Something I read earlier this evening started me thinking about the different words people use when referring to the cushioned rubber-soled shoes worn for athletic activities. In the past I’ve gone off on tangents about soda vs. pop vs. coke usage around the country. This time it’s footwear.
It’s obvious from the map that tennis shoes and sneakers are the most commonly used words across the country, which puts me in the minority immediately. I sometimes say “tennies” because it’s short, but to me tennies and sneakers are the plain, inexpensive canvas Keds I wore as a kid (see below). When Nike introduced their first specialized running shoes in the early ’70s — and priced them accordingly — we had, in my mind, moved onward and upward to a totally different kind of high tech shoe, designed especially for the needs of joggers and runners and certainly deserving of a name better than mere “tennis shoes” or “sneakers.” These new fangled shoes had shock absorption, traction, heel lift, arch support, corrections for pronation or supination. “Tennies” they were not.

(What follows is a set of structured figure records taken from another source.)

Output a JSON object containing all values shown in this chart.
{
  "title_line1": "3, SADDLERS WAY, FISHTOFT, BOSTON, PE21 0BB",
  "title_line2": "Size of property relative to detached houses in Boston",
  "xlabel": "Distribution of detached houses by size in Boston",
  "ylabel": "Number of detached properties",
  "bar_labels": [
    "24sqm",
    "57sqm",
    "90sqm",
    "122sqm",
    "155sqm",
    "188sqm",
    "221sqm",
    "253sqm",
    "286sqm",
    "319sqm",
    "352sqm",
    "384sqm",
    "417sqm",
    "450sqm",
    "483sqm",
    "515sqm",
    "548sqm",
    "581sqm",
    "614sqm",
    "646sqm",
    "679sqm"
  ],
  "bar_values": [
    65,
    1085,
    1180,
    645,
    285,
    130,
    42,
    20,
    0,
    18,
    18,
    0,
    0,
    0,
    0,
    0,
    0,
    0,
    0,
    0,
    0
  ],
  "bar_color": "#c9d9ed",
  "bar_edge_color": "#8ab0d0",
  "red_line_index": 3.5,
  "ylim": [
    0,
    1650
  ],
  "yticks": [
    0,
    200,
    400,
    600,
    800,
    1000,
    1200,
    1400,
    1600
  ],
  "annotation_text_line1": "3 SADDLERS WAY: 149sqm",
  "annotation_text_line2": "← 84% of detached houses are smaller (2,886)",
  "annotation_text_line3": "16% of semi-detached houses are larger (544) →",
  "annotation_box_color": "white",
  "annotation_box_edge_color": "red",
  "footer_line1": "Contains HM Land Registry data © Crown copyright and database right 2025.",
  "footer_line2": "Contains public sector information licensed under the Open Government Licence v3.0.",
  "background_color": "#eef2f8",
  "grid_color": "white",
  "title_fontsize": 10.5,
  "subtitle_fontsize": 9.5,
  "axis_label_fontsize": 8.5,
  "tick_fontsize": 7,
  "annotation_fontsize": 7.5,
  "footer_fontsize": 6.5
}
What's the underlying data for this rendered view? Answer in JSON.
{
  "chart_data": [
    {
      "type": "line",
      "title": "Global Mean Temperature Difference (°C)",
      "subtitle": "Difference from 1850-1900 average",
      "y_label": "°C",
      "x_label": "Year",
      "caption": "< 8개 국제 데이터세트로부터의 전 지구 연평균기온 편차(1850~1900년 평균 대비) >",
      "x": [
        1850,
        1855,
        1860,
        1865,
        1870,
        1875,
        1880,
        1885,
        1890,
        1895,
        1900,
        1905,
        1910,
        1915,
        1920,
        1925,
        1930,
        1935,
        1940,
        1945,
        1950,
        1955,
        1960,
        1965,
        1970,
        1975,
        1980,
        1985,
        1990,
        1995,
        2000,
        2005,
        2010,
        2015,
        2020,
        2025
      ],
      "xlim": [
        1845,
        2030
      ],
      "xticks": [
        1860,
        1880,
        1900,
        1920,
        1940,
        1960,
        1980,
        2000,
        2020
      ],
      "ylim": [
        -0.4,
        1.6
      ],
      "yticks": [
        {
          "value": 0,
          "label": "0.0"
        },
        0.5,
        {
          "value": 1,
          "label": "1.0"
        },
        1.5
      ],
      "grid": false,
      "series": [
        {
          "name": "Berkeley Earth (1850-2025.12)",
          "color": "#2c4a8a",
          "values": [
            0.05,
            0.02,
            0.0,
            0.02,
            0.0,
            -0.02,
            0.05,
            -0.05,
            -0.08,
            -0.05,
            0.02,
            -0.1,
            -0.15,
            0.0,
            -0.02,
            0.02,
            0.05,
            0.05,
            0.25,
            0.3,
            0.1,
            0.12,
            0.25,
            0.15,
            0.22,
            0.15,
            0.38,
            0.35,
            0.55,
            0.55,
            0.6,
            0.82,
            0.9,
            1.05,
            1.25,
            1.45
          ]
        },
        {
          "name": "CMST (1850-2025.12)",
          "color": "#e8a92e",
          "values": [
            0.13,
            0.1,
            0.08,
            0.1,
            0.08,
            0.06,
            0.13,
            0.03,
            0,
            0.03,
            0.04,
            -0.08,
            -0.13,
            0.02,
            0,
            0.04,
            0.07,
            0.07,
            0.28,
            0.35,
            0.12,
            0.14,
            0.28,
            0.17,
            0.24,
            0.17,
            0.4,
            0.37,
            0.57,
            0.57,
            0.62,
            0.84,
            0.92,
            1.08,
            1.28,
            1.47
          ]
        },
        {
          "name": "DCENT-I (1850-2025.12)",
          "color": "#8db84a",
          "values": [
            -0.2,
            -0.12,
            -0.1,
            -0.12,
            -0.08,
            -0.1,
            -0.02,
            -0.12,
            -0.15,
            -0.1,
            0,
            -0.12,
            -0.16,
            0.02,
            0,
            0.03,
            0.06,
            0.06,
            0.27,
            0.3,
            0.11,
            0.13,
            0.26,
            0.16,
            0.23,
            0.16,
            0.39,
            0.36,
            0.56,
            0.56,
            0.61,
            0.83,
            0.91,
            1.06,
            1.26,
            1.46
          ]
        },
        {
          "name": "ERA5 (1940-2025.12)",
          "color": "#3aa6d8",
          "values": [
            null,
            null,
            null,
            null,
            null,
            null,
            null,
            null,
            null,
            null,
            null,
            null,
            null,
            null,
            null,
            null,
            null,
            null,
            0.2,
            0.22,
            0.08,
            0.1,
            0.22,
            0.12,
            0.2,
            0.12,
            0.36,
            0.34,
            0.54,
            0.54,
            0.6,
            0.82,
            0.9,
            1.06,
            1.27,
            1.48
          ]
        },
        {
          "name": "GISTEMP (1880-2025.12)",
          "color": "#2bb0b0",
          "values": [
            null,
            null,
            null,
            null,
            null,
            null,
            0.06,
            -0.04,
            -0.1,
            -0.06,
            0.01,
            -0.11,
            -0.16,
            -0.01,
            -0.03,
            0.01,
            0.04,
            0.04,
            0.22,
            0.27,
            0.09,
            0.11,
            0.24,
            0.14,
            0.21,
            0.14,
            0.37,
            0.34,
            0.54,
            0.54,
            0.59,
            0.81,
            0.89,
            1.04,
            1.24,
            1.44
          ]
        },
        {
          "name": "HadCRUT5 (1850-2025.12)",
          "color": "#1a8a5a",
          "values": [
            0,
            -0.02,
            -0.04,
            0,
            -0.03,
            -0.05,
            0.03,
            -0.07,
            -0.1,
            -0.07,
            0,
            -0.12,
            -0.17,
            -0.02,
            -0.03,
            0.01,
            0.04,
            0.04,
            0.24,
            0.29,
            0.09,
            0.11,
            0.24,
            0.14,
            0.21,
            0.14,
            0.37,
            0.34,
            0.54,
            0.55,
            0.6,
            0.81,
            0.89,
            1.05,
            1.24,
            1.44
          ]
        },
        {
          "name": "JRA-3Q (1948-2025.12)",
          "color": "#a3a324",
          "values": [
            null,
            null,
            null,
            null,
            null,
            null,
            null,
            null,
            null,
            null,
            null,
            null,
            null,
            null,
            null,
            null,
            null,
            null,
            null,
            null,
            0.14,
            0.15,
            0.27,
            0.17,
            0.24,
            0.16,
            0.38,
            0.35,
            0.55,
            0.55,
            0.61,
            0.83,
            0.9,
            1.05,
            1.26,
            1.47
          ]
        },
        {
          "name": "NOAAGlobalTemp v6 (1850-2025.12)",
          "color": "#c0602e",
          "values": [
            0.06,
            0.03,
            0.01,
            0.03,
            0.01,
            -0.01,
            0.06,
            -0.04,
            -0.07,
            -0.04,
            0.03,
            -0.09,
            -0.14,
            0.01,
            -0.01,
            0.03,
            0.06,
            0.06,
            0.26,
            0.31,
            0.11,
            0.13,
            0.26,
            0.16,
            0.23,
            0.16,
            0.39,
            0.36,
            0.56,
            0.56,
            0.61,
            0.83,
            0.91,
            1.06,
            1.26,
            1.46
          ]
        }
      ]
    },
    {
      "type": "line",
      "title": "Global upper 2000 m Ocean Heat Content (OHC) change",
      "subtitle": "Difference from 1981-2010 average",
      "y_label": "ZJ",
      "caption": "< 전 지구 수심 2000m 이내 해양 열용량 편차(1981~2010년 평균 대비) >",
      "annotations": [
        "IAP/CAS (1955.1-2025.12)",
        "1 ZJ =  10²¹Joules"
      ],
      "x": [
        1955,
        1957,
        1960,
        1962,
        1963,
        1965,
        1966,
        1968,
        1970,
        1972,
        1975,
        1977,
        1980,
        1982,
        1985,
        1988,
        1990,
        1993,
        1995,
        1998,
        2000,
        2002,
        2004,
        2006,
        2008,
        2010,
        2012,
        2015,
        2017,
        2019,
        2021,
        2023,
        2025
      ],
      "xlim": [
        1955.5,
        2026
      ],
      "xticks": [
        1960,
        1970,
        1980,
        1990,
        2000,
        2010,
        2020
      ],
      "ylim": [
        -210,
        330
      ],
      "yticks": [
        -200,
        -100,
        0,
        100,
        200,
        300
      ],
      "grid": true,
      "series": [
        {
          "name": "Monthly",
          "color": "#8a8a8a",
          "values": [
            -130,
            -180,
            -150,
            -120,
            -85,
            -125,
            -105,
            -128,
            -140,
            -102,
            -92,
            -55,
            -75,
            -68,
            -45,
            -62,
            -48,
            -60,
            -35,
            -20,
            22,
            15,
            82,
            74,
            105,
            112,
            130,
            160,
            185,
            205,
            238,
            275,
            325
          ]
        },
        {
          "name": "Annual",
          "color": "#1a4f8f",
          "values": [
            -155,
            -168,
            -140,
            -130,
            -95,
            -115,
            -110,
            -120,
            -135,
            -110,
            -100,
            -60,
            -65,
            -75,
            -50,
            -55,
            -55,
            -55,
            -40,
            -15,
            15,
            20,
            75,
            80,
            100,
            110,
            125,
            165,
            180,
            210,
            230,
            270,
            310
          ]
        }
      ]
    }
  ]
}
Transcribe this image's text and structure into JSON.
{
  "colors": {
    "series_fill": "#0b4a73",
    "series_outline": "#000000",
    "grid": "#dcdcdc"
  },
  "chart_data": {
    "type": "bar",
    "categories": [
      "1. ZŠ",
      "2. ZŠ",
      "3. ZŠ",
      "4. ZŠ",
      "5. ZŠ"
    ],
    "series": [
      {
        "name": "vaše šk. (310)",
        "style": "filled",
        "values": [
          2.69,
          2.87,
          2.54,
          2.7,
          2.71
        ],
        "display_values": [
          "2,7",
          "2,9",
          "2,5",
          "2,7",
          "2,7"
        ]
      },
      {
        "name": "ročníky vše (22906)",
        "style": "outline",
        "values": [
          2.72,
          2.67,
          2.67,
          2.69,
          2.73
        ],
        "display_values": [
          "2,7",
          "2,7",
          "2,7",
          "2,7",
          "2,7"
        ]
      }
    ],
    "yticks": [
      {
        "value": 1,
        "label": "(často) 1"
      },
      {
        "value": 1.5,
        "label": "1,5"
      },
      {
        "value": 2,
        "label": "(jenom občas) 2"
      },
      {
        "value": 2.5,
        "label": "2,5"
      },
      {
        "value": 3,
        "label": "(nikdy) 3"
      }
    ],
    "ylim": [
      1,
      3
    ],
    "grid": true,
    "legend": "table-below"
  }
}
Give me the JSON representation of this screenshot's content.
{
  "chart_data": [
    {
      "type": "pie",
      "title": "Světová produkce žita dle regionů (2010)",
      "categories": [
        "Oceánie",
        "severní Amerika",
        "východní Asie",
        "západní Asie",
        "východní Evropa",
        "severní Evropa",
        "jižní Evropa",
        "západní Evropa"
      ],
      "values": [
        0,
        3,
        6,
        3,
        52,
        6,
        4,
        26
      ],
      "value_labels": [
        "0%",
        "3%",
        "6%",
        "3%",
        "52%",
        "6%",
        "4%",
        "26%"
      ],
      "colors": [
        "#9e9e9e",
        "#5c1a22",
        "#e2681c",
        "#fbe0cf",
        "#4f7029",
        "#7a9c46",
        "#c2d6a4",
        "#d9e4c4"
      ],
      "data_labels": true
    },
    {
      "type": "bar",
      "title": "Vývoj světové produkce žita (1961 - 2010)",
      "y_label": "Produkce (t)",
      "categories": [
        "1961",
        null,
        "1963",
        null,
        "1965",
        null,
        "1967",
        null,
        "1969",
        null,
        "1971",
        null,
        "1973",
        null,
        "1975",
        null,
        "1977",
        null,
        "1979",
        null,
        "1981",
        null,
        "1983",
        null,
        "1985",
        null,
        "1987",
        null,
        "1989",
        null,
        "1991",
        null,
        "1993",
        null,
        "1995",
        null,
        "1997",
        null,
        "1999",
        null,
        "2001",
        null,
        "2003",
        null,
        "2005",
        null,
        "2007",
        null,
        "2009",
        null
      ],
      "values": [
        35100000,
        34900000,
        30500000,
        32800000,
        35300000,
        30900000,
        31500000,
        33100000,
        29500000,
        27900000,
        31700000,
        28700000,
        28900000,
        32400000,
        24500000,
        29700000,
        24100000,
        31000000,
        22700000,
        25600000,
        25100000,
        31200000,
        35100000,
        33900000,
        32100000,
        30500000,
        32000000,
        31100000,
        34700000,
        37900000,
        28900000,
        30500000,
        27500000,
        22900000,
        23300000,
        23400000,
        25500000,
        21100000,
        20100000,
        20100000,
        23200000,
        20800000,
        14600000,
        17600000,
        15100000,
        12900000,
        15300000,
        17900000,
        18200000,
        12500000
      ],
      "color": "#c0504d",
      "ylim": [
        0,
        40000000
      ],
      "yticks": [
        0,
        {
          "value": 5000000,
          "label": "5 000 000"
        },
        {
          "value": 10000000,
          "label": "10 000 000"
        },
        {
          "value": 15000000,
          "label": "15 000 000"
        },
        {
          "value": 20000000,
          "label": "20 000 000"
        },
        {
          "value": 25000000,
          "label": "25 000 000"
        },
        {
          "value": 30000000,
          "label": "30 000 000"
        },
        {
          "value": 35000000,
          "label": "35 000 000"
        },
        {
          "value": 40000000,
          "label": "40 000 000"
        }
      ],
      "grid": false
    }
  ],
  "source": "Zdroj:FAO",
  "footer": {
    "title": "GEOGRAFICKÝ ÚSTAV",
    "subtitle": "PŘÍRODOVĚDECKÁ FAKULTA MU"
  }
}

Perhaps because I was into jogging at the time, or because it was the common usage in Oklahoma City, I called them joggers or jogging shoes. And for the most part I have ever since. And yet, like my soda/pop conundrum, I’m aware that I’m in the minority and I struggle for the right word to use to “fit in.” Athletic shoes is accurate but cumbersome. Running shoes sounds good to me, but at my age I feel funny talking about my running shoes when I haven’t run, or even jogged, for decades. And yet mere walking shoes are a specific type of athletic shoe and not the type I wear. Gym shoes sounds more like the lowly tennis shoes I used to wear than the expensive, specialized athletic shoes sold today. Besides, there are athletic shoes designed specifically for tennis, which I don’t play, just as there are for running, cross training, weight lifting, etc.
And those are just the terms I’m used to hearing. The first stop on my word search happened to be the English Language & Usage Stack Exchange. Their discussion also introduced terms from the British Isles, which only complicated the issue. They found a different map from the Harvard survey:
When the survey was conducted in the British Isles, this was the result:
Bottom line, I still can’t decide what to call these shoes. I’m likely to blurt out several names in the same sentence, which only draws attention to my indecision: “I got a new pair of joggers, er, running shoes today.”
These are the Keds/tennies I wore as a kid. We threw them in the washing machine as needed, and/or painted them with white shoe polish:
These were my first Nikes — joggers — with their innovative waffle sole:
And these are my current shoes from Saucony. I’ve tried most brands over the years but now buy either Saucony or New Balance:
So there you have it. My conundrum for the evening. Still not sure what I want to call these shoes. Often they aren’t even worn as athletic shoes anymore. Many people wear them purely for looks or leisure comfort (me!). No athleticism required or expected. Maybe that’s why they get demoted back to “tennies” or “sneakers.”
All of which leads me to ask what you call this type of shoe (and where do you live)?